Lawsuit alleged Disney inflated market prices by making carriers include ESPN.
The Walt Disney Company has agreed to pay $50 million to subscribers of YouTube TV and DirecTV’s live TV streaming services to settle a lawsuit that claimed that Disney forced these services to raise their prices.
In November 2022, four YouTube TV subscribers filed a class action complaint (PDF) against Disney in the US District Court for the Northern District of California. They accused Disney of entering “anticompetitive agreements with YouTube TV” and other companies that provide access to broadcast channels via the Internet.
The complaint argued that Disney forced over-the-top (OTT) live TV services to cost more by requiring distributors to include ESPN, which Disney owns, with their base packages.
Additionally, by raising prices for ESPN and for Hulu + Live TV, (Disney’s own OTT live TV service that includes ESPN), Disney drove up prices across the industry, the complaint argued.
The filing claimed that Disney had “pricing power over the entire” streaming live pay TV (SLPTV) market for two main reasons:
… these carriage agreement mandates—which now cover all of Disney’s leading competitors in the SLPTV Market—allow Disney to use ESPN and Hulu to set a price floor in the SLPTV Market and to inflate prices marketwide by raising the prices of its own products. And this is exactly what Disney has done in the past three years, since it took operational control of Hulu.

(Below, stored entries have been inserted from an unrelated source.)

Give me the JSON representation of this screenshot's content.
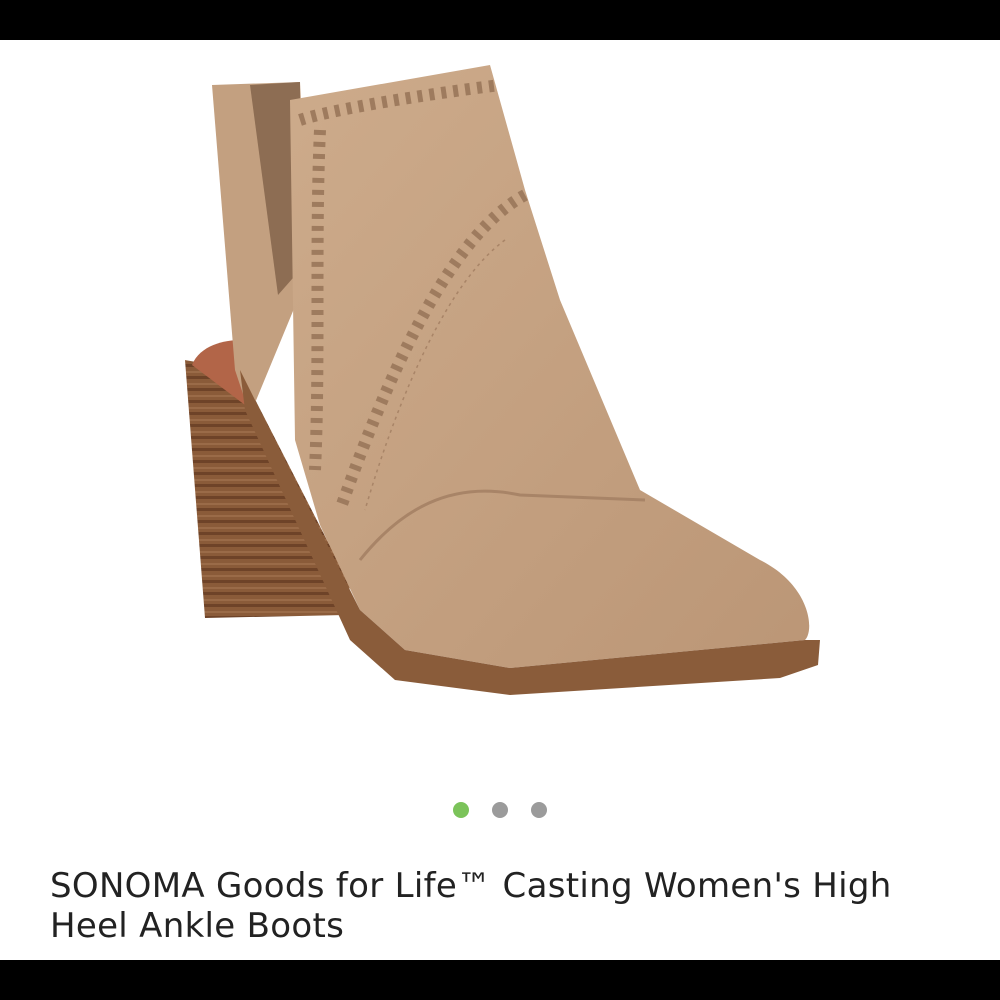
{
  "product": {
    "title": "SONOMA Goods for Life™ Casting Women's High Heel Ankle Boots",
    "image_alt": "Tan faux-suede ankle boot with stacked wood heel"
  },
  "carousel": {
    "total": 3,
    "active_index": 0,
    "active_color": "#7bc35a",
    "inactive_color": "#9b9b9b"
  },
  "colors": {
    "boot": "#c7a585",
    "sole": "#8a5c3a",
    "heel": "#7a4f31"
  }
}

The complaint pointed out that YouTube TV’s base package increased from $35 to $65 after adding Disney-owned channels. It also noted that during YouTube TV and Disney’s 2021 carrier dispute, YouTube TV said that its base plan would be $15 cheaper without Disney-owned channels.
The complaint sought class action certification and a jury trial. Instead, the parties reached a settlement agreement in March (PDF). The court preliminarily approved the agreement later that month. A final approval hearing is scheduled for January 14, as first reported this week by local Alabama news outlet AL.com.
Under the terms of the settlement agreement, Disney agreed to pay a settlement amount of $50 million. Customers eligible to receive part of the settlement purchased a YouTube TV, DirecTV Stream, DirecTV Now, and/or AT&T TV Now subscription between April 1, 2019 and March 31, 2026.
Disney admits no wrongdoing under the agreement. It also agreed to “consider” offering distributors that it’s negotiating with the option to offer their subscribers fewer Disney-owned channels, including ESPN, for three years after the final approval of the settlement.
Still, per the agreement’s language, Disney doesn’t seem required to provide more affordable or skinnier bundles of its channels. Also, Disney can easily afford the $50 million settlement amount, considering it made $4.6 billion in total segment operating income in its most recent fiscal quarter. Still, for affected streaming users who feel slighted by Disney’s practices, the settlement agreement may provide some feeling of justice.
Disney didn’t respond to Ars Technica’s request for comment in time for publication.